A common optimisation used in most Dynamic Binary Modification (DBM) systems is trace generation as these traces improve locality and code layout. We describe an optimised code layout for traces as well as present a new runtime algorithm to generate it. In this way, we manage to reduce the overhead on all the Arm systems evaluated; 5 different microarchitectures.

A major source of overhead for DBMs comes from handling indirect branches. Indirect Branch Inlining (IBI) is a mechanism that attempts to avoid this overhead by using predictions about the target of the indirect branch. We analyse the behaviour of the indirect branch inlining and propose a new predictor, Trace Restricted IBI (TRIBI), and how to optimise IBI given the new trace generation algorithm.

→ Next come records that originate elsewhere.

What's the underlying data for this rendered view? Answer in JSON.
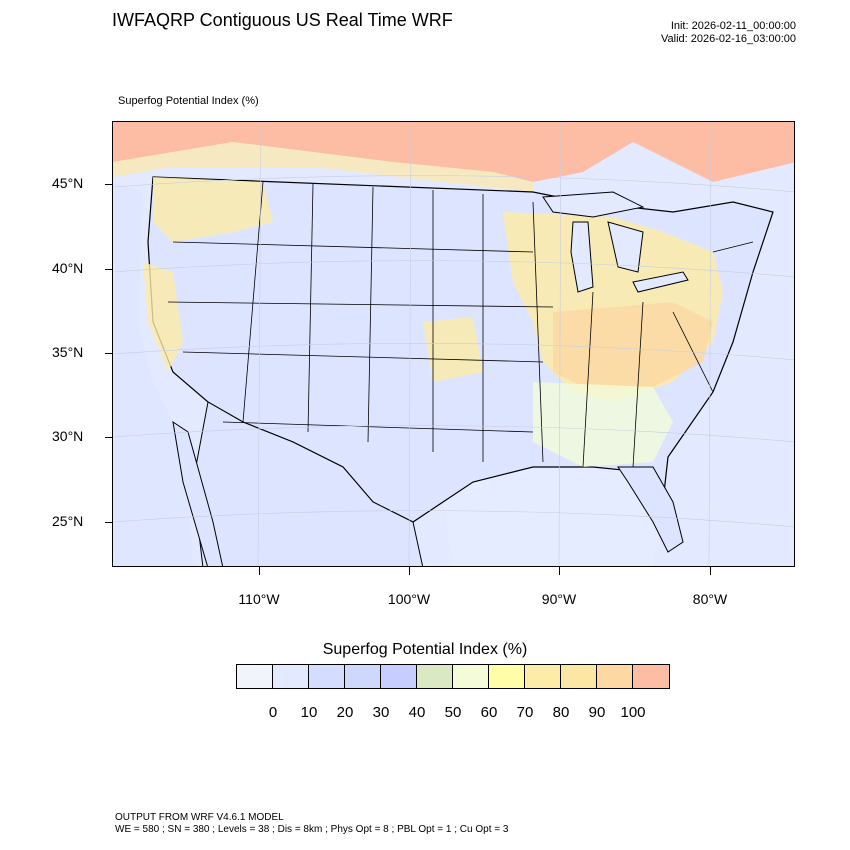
{
  "header": {
    "title": "IWFAQRP Contiguous US Real Time WRF",
    "init": "Init: 2026-02-11_00:00:00",
    "valid": "Valid: 2026-02-16_03:00:00"
  },
  "map": {
    "field_label": "Superfog Potential Index   (%)",
    "background_color": "#e3e9ff",
    "lat_labels": [
      "45°N",
      "40°N",
      "35°N",
      "30°N",
      "25°N"
    ],
    "lon_labels": [
      "110°W",
      "100°W",
      "90°W",
      "80°W"
    ]
  },
  "colorbar": {
    "title": "Superfog Potential Index  (%)",
    "colors": [
      "#f1f4fa",
      "#e3e9ff",
      "#d4ddff",
      "#cdd8fc",
      "#c7ceff",
      "#dbe8c4",
      "#f3fbd9",
      "#fffda8",
      "#fdeba8",
      "#fbe7a3",
      "#fdd8a2",
      "#fdbca4"
    ],
    "labels": [
      "0",
      "10",
      "20",
      "30",
      "40",
      "50",
      "60",
      "70",
      "80",
      "90",
      "100"
    ]
  },
  "footer": {
    "line1": "OUTPUT FROM WRF V4.6.1 MODEL",
    "line2": "WE = 580 ; SN = 380 ; Levels = 38 ; Dis = 8km ; Phys Opt = 8 ; PBL Opt = 1 ; Cu Opt = 3"
  }
}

Our evaluation shows a geometric mean overhead for SPEC CPU2006 of 9% for a Cortex-A53 (in-order core), and for out-of-order cores 11% on an X-Gene-2, 10% on a Cortex-A57, 7% on a Cortex-A72 and 8% on a Cortex-A73, when compared to native execution. This is a reduction of the overhead between 30% to 50% compared to the publicly available DBM systems MAMBO, and, even higher, against DynamoRIO. Using PARSEC 3.0, we evaluate the scalability across threads on the X-Gene-2 system (server machine with the highest number of cores) and show a geomean overhead between 6-8%.